The four games in four days presents an extremely difficult challenge for any team, but especially those like Clackamas and Shoreline that play at a breakneck speed every time they step on the court. The current set up allows no time for recuperation and rest, meaning that such teams have no time to rebuild their strength and stamina. 

"I think a team could (win a championship) with good depth," said Carl Howell, coach of the champion Tacoma Community College Titans, "but usually in the post season you have to be able to win in the half court."   

Clackamas men's coach Clif Wegner agreed with Howell, saying that he didn't believe it was possible for a running team to win a title with the current setup. In order for that to happen, the NWAACC would have to space the games out more to allow the bumps, bruises and soreness to subside slightly before the next game. 

I tend to agree. Having watched each team play, and as much as I enjoy watching the teams that score at will, it was the groups that played in control and could either speed up OR slow down that had success. I agree with Cairo when he says that basketball was meant to be fast paced, but as it's evolved over time, history has shown that the best teams play with versatility. They can save some of their energy for the next game. They can dictate the pace. They can shut teams down with defense, rather than just get in the passing lanes. 

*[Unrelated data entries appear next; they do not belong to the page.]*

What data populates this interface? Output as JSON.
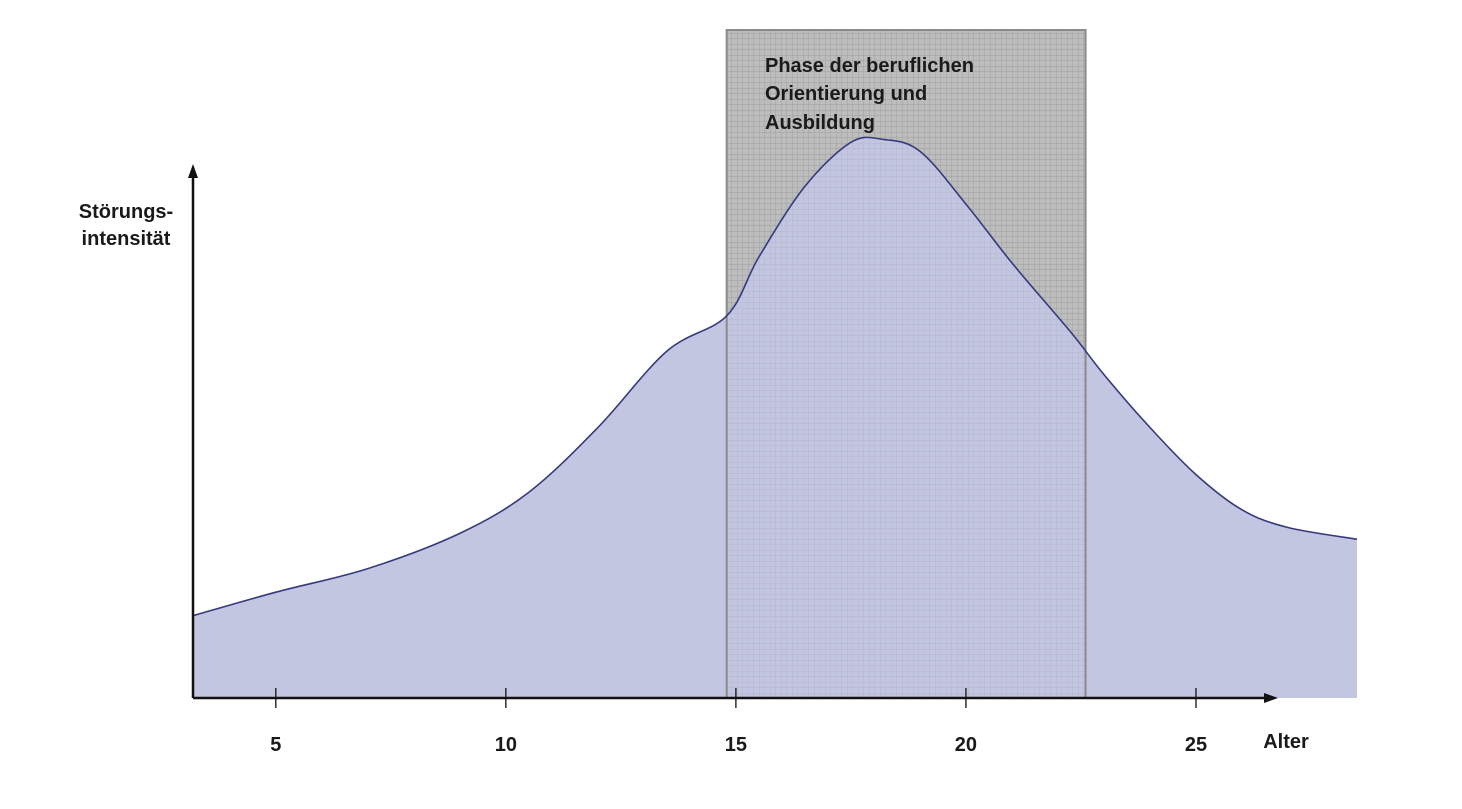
{
  "chart_data": {
    "type": "area",
    "title": "",
    "xlabel": "Alter",
    "ylabel_lines": [
      "Störungs-",
      "intensität"
    ],
    "xlim": [
      3.2,
      28.5
    ],
    "ylim": [
      0,
      100
    ],
    "xticks": [
      5,
      10,
      15,
      20,
      25
    ],
    "xtick_labels": [
      "5",
      "10",
      "15",
      "20",
      "25"
    ],
    "grid": false,
    "legend": "none",
    "series": [
      {
        "x": [
          3.2,
          5,
          7,
          9,
          10.5,
          12,
          13.5,
          14.8,
          15.5,
          16.5,
          17.5,
          18.2,
          19,
          20,
          21,
          22.3,
          23,
          24,
          25,
          26,
          27,
          28.5
        ],
        "y": [
          14,
          18,
          22,
          28,
          35,
          46,
          59,
          65,
          75,
          87,
          94.5,
          95,
          93,
          84,
          74,
          62,
          55,
          46,
          38,
          32,
          29,
          27
        ]
      }
    ],
    "highlight_band": {
      "x_range": [
        14.8,
        22.6
      ],
      "label_lines": [
        "Phase der beruflichen",
        "Orientierung und",
        "Ausbildung"
      ]
    },
    "colors": {
      "area_fill": "#c3c6e1",
      "curve_line": "#353a7e",
      "band_fill": "#bdbdbd",
      "band_grid": "#9a9a9a",
      "axis": "#111111"
    }
  }
}
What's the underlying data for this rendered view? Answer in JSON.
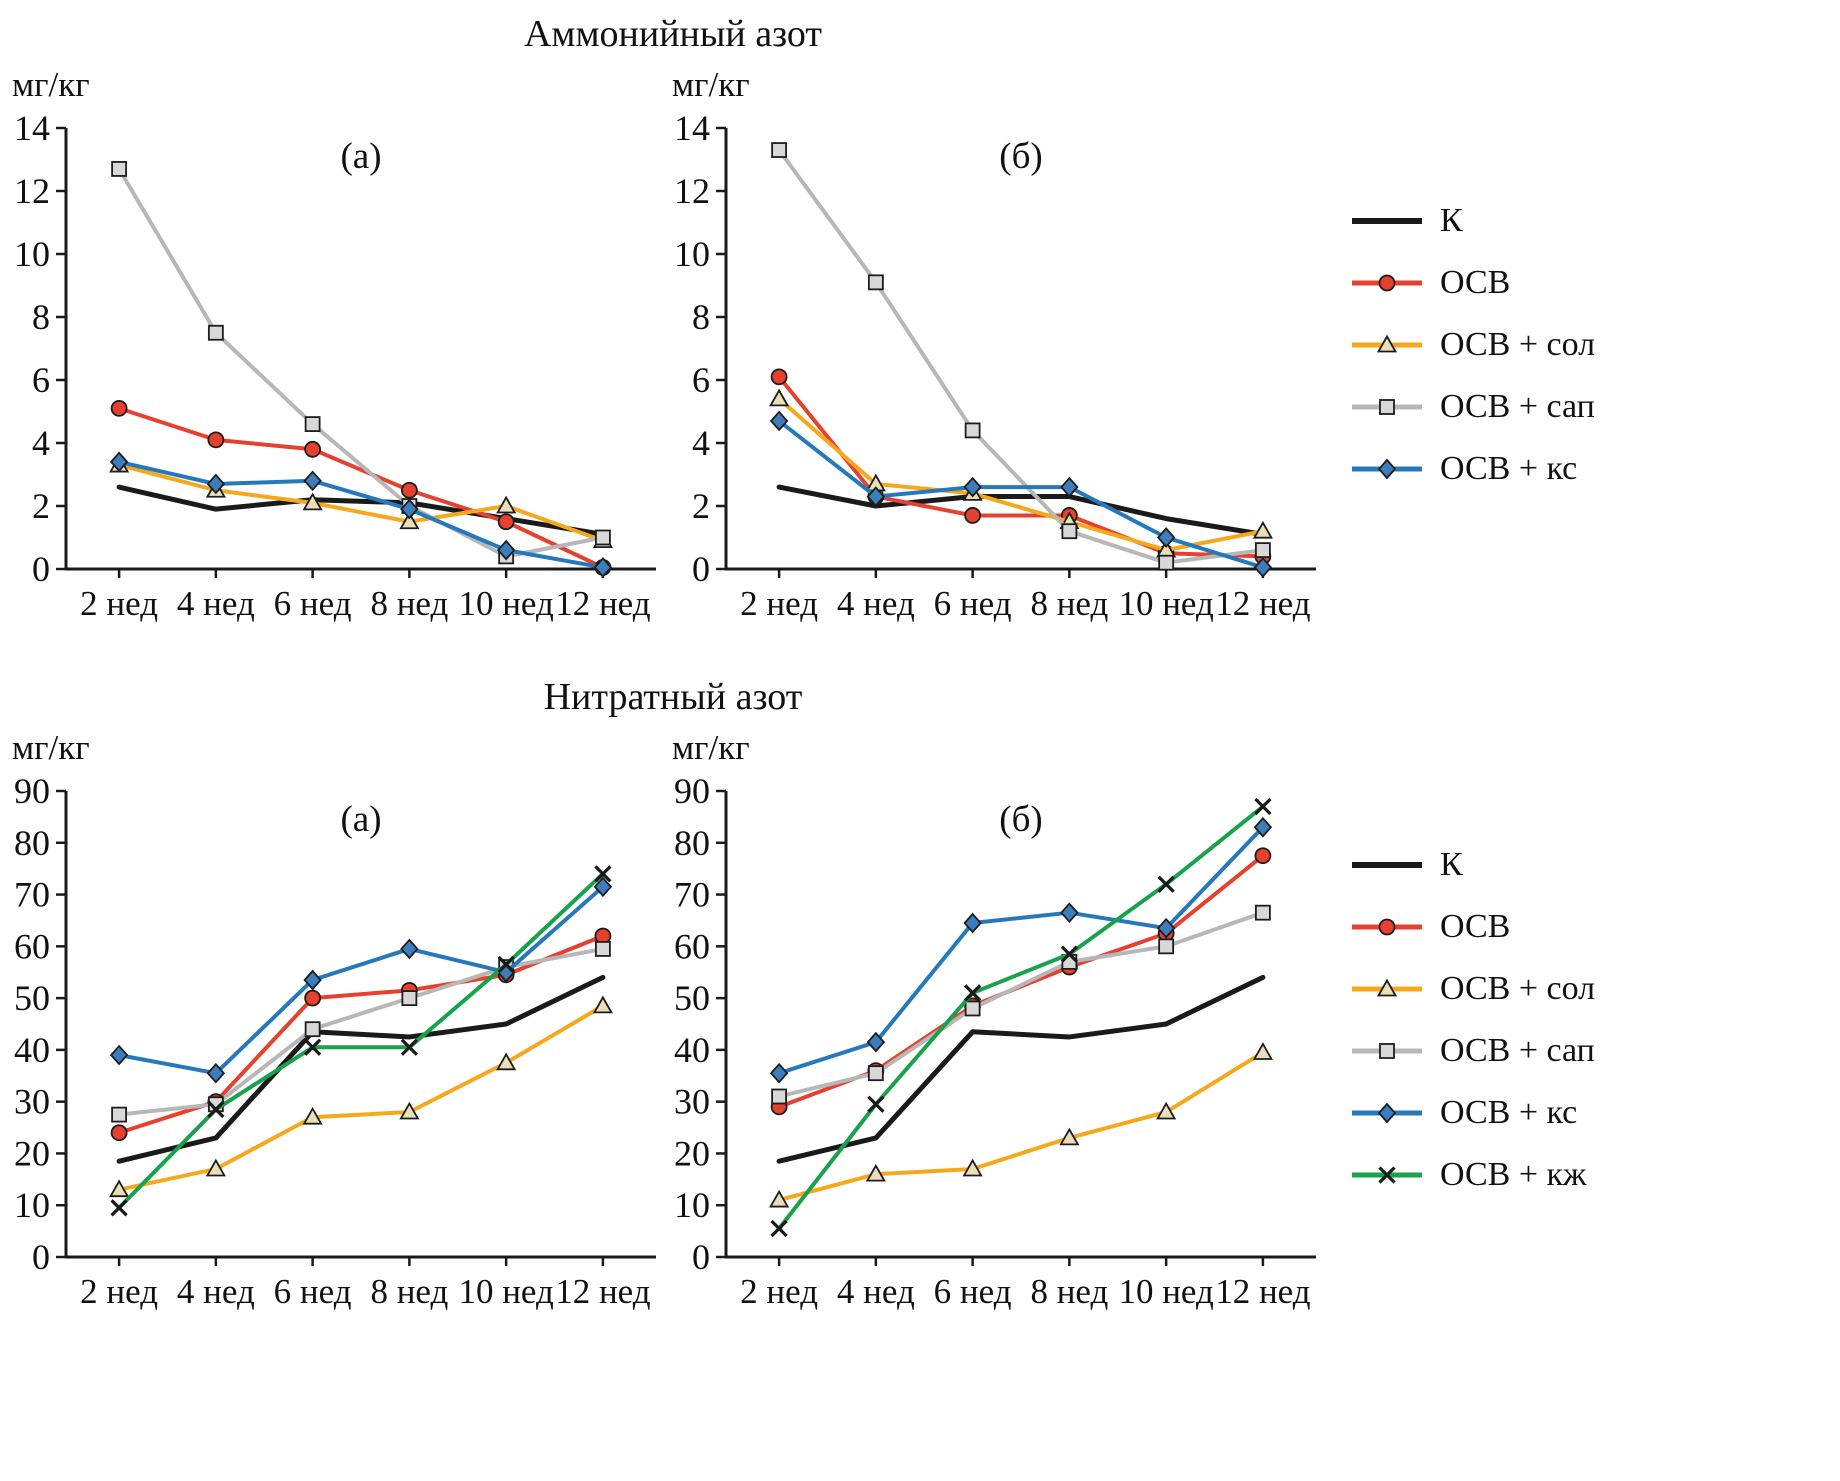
{
  "figure": {
    "top_title": "Аммонийный азот",
    "bottom_title": "Нитратный азот",
    "y_unit": "мг/кг"
  },
  "legend_top": [
    "К",
    "ОСВ",
    "ОСВ + сол",
    "ОСВ + сап",
    "ОСВ + кс"
  ],
  "legend_bottom": [
    "К",
    "ОСВ",
    "ОСВ + сол",
    "ОСВ + сап",
    "ОСВ + кс",
    "ОСВ + кж"
  ],
  "series_styles": {
    "К": {
      "key": "k",
      "color": "#1a1a1a",
      "marker": "none",
      "marker_fill": "#1a1a1a",
      "width": 5
    },
    "ОСВ": {
      "key": "osv",
      "color": "#e6402f",
      "marker": "circle",
      "marker_fill": "#e6402f",
      "width": 4
    },
    "ОСВ + сол": {
      "key": "osv-sol",
      "color": "#f6a81c",
      "marker": "triangle",
      "marker_fill": "#eadfb6",
      "width": 4
    },
    "ОСВ + сап": {
      "key": "osv-sap",
      "color": "#b7b7b7",
      "marker": "square",
      "marker_fill": "#d8d8d8",
      "width": 4
    },
    "ОСВ + кс": {
      "key": "osv-ks",
      "color": "#2678bd",
      "marker": "diamond",
      "marker_fill": "#3c7ebc",
      "width": 4
    },
    "ОСВ + кж": {
      "key": "osv-kzh",
      "color": "#17a24b",
      "marker": "xcross",
      "marker_fill": "#1a1a1a",
      "width": 4
    }
  },
  "chart_data": [
    {
      "id": "ammonium-a",
      "type": "line",
      "group_title": "Аммонийный азот",
      "panel_label": "(а)",
      "xlabel": "",
      "ylabel": "мг/кг",
      "ylim": [
        0,
        14
      ],
      "ytick_step": 2,
      "grid": false,
      "legend_position": "right",
      "categories": [
        "2 нед",
        "4 нед",
        "6 нед",
        "8 нед",
        "10 нед",
        "12 нед"
      ],
      "series": [
        {
          "name": "К",
          "values": [
            2.6,
            1.9,
            2.2,
            2.1,
            1.6,
            1.1
          ]
        },
        {
          "name": "ОСВ",
          "values": [
            5.1,
            4.1,
            3.8,
            2.5,
            1.5,
            0.05
          ]
        },
        {
          "name": "ОСВ + сол",
          "values": [
            3.3,
            2.5,
            2.1,
            1.5,
            2.0,
            0.9
          ]
        },
        {
          "name": "ОСВ + сап",
          "values": [
            12.7,
            7.5,
            4.6,
            2.0,
            0.4,
            1.0
          ]
        },
        {
          "name": "ОСВ + кс",
          "values": [
            3.4,
            2.7,
            2.8,
            1.9,
            0.6,
            0.05
          ]
        }
      ]
    },
    {
      "id": "ammonium-b",
      "type": "line",
      "group_title": "Аммонийный азот",
      "panel_label": "(б)",
      "xlabel": "",
      "ylabel": "мг/кг",
      "ylim": [
        0,
        14
      ],
      "ytick_step": 2,
      "grid": false,
      "legend_position": "right",
      "categories": [
        "2 нед",
        "4 нед",
        "6 нед",
        "8 нед",
        "10 нед",
        "12 нед"
      ],
      "series": [
        {
          "name": "К",
          "values": [
            2.6,
            2.0,
            2.3,
            2.3,
            1.6,
            1.1
          ]
        },
        {
          "name": "ОСВ",
          "values": [
            6.1,
            2.3,
            1.7,
            1.7,
            0.5,
            0.4
          ]
        },
        {
          "name": "ОСВ + сол",
          "values": [
            5.4,
            2.7,
            2.4,
            1.5,
            0.6,
            1.2
          ]
        },
        {
          "name": "ОСВ + сап",
          "values": [
            13.3,
            9.1,
            4.4,
            1.2,
            0.2,
            0.6
          ]
        },
        {
          "name": "ОСВ + кс",
          "values": [
            4.7,
            2.3,
            2.6,
            2.6,
            1.0,
            0.05
          ]
        }
      ]
    },
    {
      "id": "nitrate-a",
      "type": "line",
      "group_title": "Нитратный азот",
      "panel_label": "(а)",
      "xlabel": "",
      "ylabel": "мг/кг",
      "ylim": [
        0,
        90
      ],
      "ytick_step": 10,
      "grid": false,
      "legend_position": "right",
      "categories": [
        "2 нед",
        "4 нед",
        "6 нед",
        "8 нед",
        "10 нед",
        "12 нед"
      ],
      "series": [
        {
          "name": "К",
          "values": [
            18.5,
            23,
            43.5,
            42.5,
            45,
            54
          ]
        },
        {
          "name": "ОСВ",
          "values": [
            24,
            30,
            50,
            51.5,
            54.5,
            62
          ]
        },
        {
          "name": "ОСВ + сол",
          "values": [
            13,
            17,
            27,
            28,
            37.5,
            48.5
          ]
        },
        {
          "name": "ОСВ + сап",
          "values": [
            27.5,
            29.5,
            44,
            50,
            56,
            59.5
          ]
        },
        {
          "name": "ОСВ + кс",
          "values": [
            39,
            35.5,
            53.5,
            59.5,
            55,
            71.5
          ]
        },
        {
          "name": "ОСВ + кж",
          "values": [
            9.5,
            28.5,
            40.5,
            40.5,
            56.5,
            74
          ]
        }
      ]
    },
    {
      "id": "nitrate-b",
      "type": "line",
      "group_title": "Нитратный азот",
      "panel_label": "(б)",
      "xlabel": "",
      "ylabel": "мг/кг",
      "ylim": [
        0,
        90
      ],
      "ytick_step": 10,
      "grid": false,
      "legend_position": "right",
      "categories": [
        "2 нед",
        "4 нед",
        "6 нед",
        "8 нед",
        "10 нед",
        "12 нед"
      ],
      "series": [
        {
          "name": "К",
          "values": [
            18.5,
            23,
            43.5,
            42.5,
            45,
            54
          ]
        },
        {
          "name": "ОСВ",
          "values": [
            29,
            36,
            48.5,
            56,
            62.5,
            77.5
          ]
        },
        {
          "name": "ОСВ + сол",
          "values": [
            11,
            16,
            17,
            23,
            28,
            39.5
          ]
        },
        {
          "name": "ОСВ + сап",
          "values": [
            31,
            35.5,
            48,
            57,
            60,
            66.5
          ]
        },
        {
          "name": "ОСВ + кс",
          "values": [
            35.5,
            41.5,
            64.5,
            66.5,
            63.5,
            83
          ]
        },
        {
          "name": "ОСВ + кж",
          "values": [
            5.5,
            29.5,
            51,
            58.5,
            72,
            87
          ]
        }
      ]
    }
  ]
}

In short, it really is true. Defense really does win championships.

2 comments:

  1. Excellent article! Easy to read, factual information presented, and Mr. Howard's knowledge of the game of basketball is clearly apparent after reading his article. I will continue reading his articles over the likes of other in the Puget Sound mainstream sports media which rarely, if ever, cover NWAACC atheltics!